My daughter went through this from 4 to 7 when her dad and i divorced. People forget that children get pent up anger. We would go for long car rides i would ask her if she was feeling sad or angry or frustrated. Id tell her that during that car ride she was allowed to yell, scream, cuss, cry, kick the back of the seat or just talk it out… id let her vent in whatever way made her feel better. When the car ride was over she typically felt alot better. We had an understanding that she couldn’t just act like that any old time but if she needed to just let it all out or talk we could just go for a ride where she could feel free to vent with no consequences, to me this was a good way for she and i to bond and understand one another as well and a way to let her know her feelings on the issue mattered to me. She is 18 now and still able to express her feelings to me civilly and comfortably.
I took the car away from both put on shelf and if. You touch it you both will be in trouble stayed there for years both knew my house my rules and you will obey Berber had to spank but did have a special chair and they had to set there with hands at their side and couldn’t talk I said so if they did had to stay longer
Sharing is hard for kids.

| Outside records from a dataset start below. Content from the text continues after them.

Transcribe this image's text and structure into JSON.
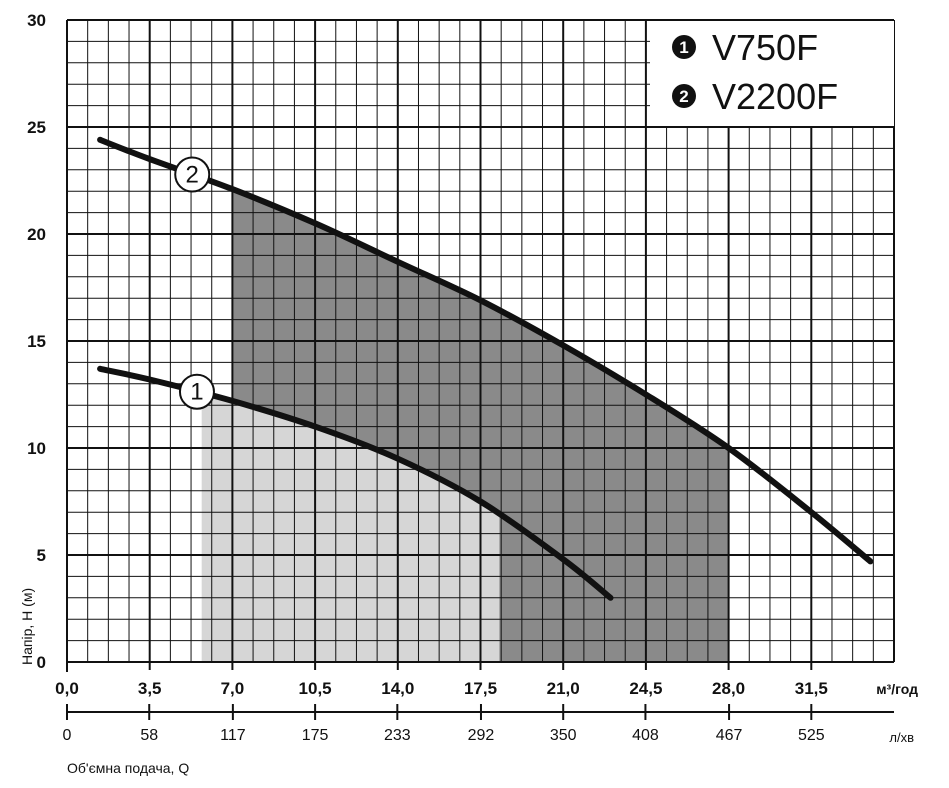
{
  "chart_data": {
    "type": "line",
    "xlim": [
      0,
      35
    ],
    "ylim": [
      0,
      30
    ],
    "x_ticks": [
      0,
      3.5,
      7,
      10.5,
      14,
      17.5,
      21,
      24.5,
      28,
      31.5
    ],
    "x_tick_labels": [
      "0,0",
      "3,5",
      "7,0",
      "10,5",
      "14,0",
      "17,5",
      "21,0",
      "24,5",
      "28,0",
      "31,5"
    ],
    "x_unit": "м³/год",
    "y_ticks": [
      0,
      5,
      10,
      15,
      20,
      25,
      30
    ],
    "y_tick_labels": [
      "0",
      "5",
      "10",
      "15",
      "20",
      "25",
      "30"
    ],
    "ylabel": "Напір, Н (м)",
    "secondary_x_ticks": [
      0,
      58,
      117,
      175,
      233,
      292,
      350,
      408,
      467,
      525
    ],
    "secondary_x_unit": "л/хв",
    "xlabel": "Об'ємна подача, Q",
    "grid": true,
    "legend_position": "top-right",
    "series": [
      {
        "name": "V750F",
        "marker_label": "1",
        "legend_badge": "1",
        "x": [
          1.4,
          3.5,
          7,
          10.5,
          14,
          17.5,
          21,
          23
        ],
        "y": [
          13.7,
          13.2,
          12.2,
          11,
          9.5,
          7.5,
          4.8,
          3
        ]
      },
      {
        "name": "V2200F",
        "marker_label": "2",
        "legend_badge": "2",
        "x": [
          1.4,
          3.5,
          7,
          10.5,
          14,
          17.5,
          21,
          24.5,
          28,
          31.5,
          34
        ],
        "y": [
          24.4,
          23.5,
          22.1,
          20.5,
          18.7,
          16.9,
          14.8,
          12.5,
          10,
          7,
          4.7
        ]
      }
    ],
    "operating_ranges": [
      {
        "series": "V2200F",
        "x_range": [
          7,
          28
        ],
        "color": "#8a8a8a"
      },
      {
        "series": "V750F",
        "x_range": [
          5.7,
          18.3
        ],
        "color": "#d6d6d6"
      }
    ]
  }
}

Teaching to take turns, teaching patience, and sharing. Also if the screaming is bad you try time out until they calm down, remind him he doesn’t need to scream and “sharing is caring”. He is still young. Just needs guidance.
He just needs some discipline
Guiding him through his emotions to help him process them could help.
Maybe try therapy you can look up good therapy strategies for sharing on YouTube.
Afraid as a grandmother, your opinion doesn’t count for much- the parents are the ones who need to see there is a problem and do something to help this child cope- you can be supportive to the child when you have contact - hope the parents step in to deal with this!